Infatti, per anni la perovskite è stata considerata un materiale con un enorme potenziale per la conversione dell’energia solare. Tuttavia, si degrada molto rapidamente in condizioni reali, rendendo impossibile la sua applicazione a livello commerciale.
Uno studio pubblicato su Advanced Energy Materials potrebbe aver trovato la chiave per sbloccare tutto il suo potenziale e implementarlo nei sistemi di energia solare. E ci sono riusciti osservando il polpo.
Perché i polpi potrebbero aver fornito la chiave per rendere più efficiente l’energia solare
La chiave per risolvere questa limitazione è arrivata da una fonte inaspettata: i polpi e i calamari; due organismi marini in grado di sopravvivere in ambienti con elevata presenza di ossigeno e stress chimico.
I ricercatori cercano da anni di ottenere sistemi di energia solare più efficienti, e ora un team coreano potrebbe esserci riuscito osservando la taurina. Si tratta di un amminoacido comune nei cefalopodi che agisce contro lo stress ossidativo.
E questa potrebbe essere la chiave. Gli scienziati hanno integrato uno strato ultrasottile basato su questa molecola all’interno della struttura delle celle solari in perovskite. L’obiettivo era bloccare la reazione dannosa tra l’ossigeno intrappolato e il materiale attivo.
Fortunatamente, il risultato è stato positivo. La durata del dispositivo è quintuplicata rispetto alle celle non trattate.

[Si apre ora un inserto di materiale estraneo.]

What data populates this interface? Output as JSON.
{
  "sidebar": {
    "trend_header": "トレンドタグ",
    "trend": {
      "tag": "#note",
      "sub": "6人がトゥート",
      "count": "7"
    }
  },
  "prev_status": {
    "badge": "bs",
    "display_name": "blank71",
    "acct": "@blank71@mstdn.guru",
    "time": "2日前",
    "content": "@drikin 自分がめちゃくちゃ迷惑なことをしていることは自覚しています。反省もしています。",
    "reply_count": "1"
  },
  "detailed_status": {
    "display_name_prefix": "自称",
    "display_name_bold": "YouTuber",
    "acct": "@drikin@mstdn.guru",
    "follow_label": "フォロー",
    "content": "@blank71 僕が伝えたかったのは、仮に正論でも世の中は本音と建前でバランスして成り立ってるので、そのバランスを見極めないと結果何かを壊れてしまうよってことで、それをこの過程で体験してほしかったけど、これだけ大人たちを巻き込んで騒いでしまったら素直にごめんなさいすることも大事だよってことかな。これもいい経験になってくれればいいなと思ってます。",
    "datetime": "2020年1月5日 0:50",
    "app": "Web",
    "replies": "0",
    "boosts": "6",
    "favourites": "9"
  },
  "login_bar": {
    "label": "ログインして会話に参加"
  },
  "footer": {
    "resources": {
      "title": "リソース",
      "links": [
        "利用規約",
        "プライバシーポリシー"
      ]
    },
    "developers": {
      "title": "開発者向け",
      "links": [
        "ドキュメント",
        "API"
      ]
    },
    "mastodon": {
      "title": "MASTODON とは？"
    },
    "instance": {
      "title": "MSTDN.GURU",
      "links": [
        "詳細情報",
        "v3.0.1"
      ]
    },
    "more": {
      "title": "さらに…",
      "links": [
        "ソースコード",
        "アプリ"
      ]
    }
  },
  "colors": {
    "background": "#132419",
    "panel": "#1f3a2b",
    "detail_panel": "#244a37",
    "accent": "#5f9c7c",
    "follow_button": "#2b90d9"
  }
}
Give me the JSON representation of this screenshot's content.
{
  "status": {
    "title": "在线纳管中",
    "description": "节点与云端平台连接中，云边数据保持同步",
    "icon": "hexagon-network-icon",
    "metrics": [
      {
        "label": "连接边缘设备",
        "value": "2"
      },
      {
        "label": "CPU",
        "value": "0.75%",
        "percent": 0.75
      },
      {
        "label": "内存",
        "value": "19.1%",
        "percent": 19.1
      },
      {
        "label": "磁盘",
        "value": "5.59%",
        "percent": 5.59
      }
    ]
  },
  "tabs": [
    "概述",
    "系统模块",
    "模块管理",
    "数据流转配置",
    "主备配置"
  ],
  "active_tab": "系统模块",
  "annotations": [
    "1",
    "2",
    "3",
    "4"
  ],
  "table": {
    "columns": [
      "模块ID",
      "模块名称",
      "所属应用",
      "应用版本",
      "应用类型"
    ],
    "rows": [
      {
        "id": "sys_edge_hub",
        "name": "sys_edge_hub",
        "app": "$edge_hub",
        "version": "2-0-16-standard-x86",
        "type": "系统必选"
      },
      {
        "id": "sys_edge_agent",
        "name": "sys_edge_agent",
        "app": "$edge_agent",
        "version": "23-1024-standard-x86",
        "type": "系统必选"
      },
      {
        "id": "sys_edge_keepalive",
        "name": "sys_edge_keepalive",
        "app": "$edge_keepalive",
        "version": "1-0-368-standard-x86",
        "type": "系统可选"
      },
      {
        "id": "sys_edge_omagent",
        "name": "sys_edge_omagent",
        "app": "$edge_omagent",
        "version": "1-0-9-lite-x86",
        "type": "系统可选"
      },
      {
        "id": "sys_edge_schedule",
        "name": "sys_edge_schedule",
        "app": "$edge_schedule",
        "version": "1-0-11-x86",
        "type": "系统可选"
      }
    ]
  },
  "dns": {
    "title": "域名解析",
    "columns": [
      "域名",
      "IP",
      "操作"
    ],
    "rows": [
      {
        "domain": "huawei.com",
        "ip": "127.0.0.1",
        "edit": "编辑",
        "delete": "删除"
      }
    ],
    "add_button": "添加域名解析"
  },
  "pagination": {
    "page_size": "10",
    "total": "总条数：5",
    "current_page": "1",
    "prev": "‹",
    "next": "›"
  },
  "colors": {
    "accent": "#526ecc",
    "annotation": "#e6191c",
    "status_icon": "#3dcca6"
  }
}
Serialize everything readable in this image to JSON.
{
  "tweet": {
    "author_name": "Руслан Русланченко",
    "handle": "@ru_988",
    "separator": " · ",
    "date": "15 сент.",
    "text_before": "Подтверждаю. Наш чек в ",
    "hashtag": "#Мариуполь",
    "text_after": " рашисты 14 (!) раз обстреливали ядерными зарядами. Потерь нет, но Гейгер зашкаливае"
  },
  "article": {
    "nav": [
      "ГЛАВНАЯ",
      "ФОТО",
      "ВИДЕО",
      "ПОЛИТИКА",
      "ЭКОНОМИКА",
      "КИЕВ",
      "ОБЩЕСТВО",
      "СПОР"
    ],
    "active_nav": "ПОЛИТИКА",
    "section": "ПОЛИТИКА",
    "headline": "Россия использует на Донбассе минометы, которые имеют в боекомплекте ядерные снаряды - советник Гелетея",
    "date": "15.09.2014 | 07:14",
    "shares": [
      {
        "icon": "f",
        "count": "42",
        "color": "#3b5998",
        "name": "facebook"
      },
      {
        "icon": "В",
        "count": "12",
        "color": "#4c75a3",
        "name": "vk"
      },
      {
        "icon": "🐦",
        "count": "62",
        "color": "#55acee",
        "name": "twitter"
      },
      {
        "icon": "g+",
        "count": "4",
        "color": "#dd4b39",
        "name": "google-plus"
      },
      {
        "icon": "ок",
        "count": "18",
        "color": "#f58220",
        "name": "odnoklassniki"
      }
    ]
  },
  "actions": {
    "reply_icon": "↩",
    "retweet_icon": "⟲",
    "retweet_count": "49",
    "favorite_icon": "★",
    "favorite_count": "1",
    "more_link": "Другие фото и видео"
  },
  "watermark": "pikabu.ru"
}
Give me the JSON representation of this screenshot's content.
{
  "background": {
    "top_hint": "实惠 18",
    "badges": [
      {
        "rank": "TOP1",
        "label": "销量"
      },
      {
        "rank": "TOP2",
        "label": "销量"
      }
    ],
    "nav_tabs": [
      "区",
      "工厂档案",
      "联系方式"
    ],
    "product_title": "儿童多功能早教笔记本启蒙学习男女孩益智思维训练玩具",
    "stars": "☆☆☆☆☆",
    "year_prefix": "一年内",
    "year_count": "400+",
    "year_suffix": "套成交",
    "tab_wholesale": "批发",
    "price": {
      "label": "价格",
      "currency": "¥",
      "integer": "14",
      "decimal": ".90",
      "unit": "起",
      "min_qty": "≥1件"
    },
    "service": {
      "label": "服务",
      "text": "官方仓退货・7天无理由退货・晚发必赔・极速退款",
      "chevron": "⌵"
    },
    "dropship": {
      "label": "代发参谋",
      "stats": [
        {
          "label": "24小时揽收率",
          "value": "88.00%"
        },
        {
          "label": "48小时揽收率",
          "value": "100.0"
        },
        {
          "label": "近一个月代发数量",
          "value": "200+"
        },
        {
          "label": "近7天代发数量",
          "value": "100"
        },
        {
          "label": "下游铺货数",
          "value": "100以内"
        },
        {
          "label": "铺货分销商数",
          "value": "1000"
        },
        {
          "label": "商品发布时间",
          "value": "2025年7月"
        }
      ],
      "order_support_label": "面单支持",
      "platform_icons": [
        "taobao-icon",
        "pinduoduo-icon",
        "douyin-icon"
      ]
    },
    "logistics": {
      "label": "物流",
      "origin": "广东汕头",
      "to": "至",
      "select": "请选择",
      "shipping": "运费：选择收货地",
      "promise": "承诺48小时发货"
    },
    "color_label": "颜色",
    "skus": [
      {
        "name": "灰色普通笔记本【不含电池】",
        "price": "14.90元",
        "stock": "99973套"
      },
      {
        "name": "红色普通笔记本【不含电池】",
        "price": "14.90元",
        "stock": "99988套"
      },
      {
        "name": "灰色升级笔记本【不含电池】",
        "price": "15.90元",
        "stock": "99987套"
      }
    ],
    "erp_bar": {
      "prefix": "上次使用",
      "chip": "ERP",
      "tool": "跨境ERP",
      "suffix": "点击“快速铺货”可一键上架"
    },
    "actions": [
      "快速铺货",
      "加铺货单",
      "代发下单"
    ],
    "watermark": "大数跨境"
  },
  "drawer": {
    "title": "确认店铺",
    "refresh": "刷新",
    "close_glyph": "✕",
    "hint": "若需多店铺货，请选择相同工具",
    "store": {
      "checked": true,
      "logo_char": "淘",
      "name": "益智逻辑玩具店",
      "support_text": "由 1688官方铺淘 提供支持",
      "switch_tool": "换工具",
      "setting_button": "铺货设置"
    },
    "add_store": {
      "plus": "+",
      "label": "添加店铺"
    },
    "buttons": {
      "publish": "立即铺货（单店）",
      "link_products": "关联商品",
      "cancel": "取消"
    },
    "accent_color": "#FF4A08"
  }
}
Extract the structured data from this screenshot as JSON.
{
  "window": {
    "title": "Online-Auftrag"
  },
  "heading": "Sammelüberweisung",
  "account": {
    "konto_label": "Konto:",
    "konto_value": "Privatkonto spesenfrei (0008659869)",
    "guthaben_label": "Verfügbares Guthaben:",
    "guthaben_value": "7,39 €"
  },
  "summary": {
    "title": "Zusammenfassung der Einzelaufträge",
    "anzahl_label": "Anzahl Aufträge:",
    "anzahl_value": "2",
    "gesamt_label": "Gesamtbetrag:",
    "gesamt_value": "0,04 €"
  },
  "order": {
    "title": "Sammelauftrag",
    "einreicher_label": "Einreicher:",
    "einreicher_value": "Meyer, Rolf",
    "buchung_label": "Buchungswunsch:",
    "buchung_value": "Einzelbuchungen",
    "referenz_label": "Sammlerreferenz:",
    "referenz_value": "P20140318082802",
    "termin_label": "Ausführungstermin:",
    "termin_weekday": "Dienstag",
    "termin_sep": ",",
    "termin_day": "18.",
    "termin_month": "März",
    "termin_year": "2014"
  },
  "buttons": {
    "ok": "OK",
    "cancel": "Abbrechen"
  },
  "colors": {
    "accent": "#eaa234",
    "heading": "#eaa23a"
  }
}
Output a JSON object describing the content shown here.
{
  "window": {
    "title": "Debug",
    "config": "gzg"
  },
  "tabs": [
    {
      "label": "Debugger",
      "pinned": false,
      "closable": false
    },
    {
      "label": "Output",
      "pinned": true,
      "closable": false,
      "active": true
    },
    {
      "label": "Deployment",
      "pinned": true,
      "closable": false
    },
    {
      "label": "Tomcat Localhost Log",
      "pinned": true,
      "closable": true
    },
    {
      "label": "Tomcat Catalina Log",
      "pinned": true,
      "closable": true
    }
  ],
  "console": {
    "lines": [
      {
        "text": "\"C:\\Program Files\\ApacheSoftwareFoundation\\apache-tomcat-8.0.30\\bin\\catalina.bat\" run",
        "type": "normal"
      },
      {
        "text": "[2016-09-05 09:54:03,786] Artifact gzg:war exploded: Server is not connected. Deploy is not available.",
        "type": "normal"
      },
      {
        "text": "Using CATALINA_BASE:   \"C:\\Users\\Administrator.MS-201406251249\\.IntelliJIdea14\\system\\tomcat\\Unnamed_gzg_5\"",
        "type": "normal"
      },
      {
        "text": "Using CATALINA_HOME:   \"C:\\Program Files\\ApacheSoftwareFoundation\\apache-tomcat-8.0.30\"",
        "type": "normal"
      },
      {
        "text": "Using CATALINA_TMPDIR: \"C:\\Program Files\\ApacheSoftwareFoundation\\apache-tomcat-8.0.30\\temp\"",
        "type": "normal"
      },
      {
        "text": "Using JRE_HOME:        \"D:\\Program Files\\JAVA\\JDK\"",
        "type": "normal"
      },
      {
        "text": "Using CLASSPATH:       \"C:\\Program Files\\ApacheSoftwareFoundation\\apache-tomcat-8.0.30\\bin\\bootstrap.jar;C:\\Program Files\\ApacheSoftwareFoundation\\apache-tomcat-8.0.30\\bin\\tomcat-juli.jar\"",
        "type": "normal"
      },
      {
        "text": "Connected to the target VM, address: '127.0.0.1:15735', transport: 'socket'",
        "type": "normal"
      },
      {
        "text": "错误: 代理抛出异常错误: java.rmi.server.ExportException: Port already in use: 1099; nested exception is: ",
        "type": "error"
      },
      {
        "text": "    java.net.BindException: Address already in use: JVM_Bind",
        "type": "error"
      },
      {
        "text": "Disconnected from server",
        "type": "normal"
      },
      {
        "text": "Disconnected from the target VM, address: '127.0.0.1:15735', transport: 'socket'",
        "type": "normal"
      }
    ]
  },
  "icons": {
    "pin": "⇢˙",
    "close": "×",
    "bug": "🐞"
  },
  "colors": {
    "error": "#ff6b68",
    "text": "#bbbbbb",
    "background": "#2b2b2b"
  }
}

Inoltre, l’intervento ha permesso anche di mantenere un rendimento elettrico elevato più a lungo.
Cos’è la perovskite e perché potrebbe essere il futuro dell’energia solare
La perovskite è un materiale cristallino che negli ultimi anni è stato al centro della ricerca fotovoltaica per la suacapacità di assorbire la luce con grande efficienza.
Inoltre, ha un processo di produzione potenzialmente più economico e versatile rispetto al silicio tradizionale. Il lato negativo è che non sono riusciti a renderlo un sistema stabile.
Il problema principale è che le celle solari in perovskite tendono a degradarsi rapidamente quando interagiscono con l’ossigeno intrappolato nella loro struttura e quando sono esposte alla radiazione solare.
Questa reazione interna provoca una progressiva perdita di rendimento e limita in modo decisivo la loro durata. Gli scienziati cercavano da anni di limitare questa perdita, ma non ci erano riusciti.
Implicazioni della ricerca sui polpi che potrebbe rivoluzionare l’energia solare
Questo progresso rappresenta un nuovo passo avanti per trasformare la perovskite in una reale alternativa al silicio nel mercato fotovoltaico. Le celle basate su questo materiale hanno raggiunto efficienze superiori al 25%, attestandosi al livello delle tecnologie consolidate.
Tuttavia, la mancanza di stabilità era stata il grande freno alla loro diffusione commerciale. Ispirandosi alla biologia marina e al polpo, gli scienziati hanno trovato una soluzione.
Non bastava modificare la composizione chimica del materiale, ma era necessario incorporare meccanismi di protezione contro l’ossidazione interna.
Ora il passo successivo sarà riprodurre questo esperimento su scala industriale. Se ci si riuscirà, la perovskite potrebbe evolversi verso pannelli solari più durevoli e competitivi.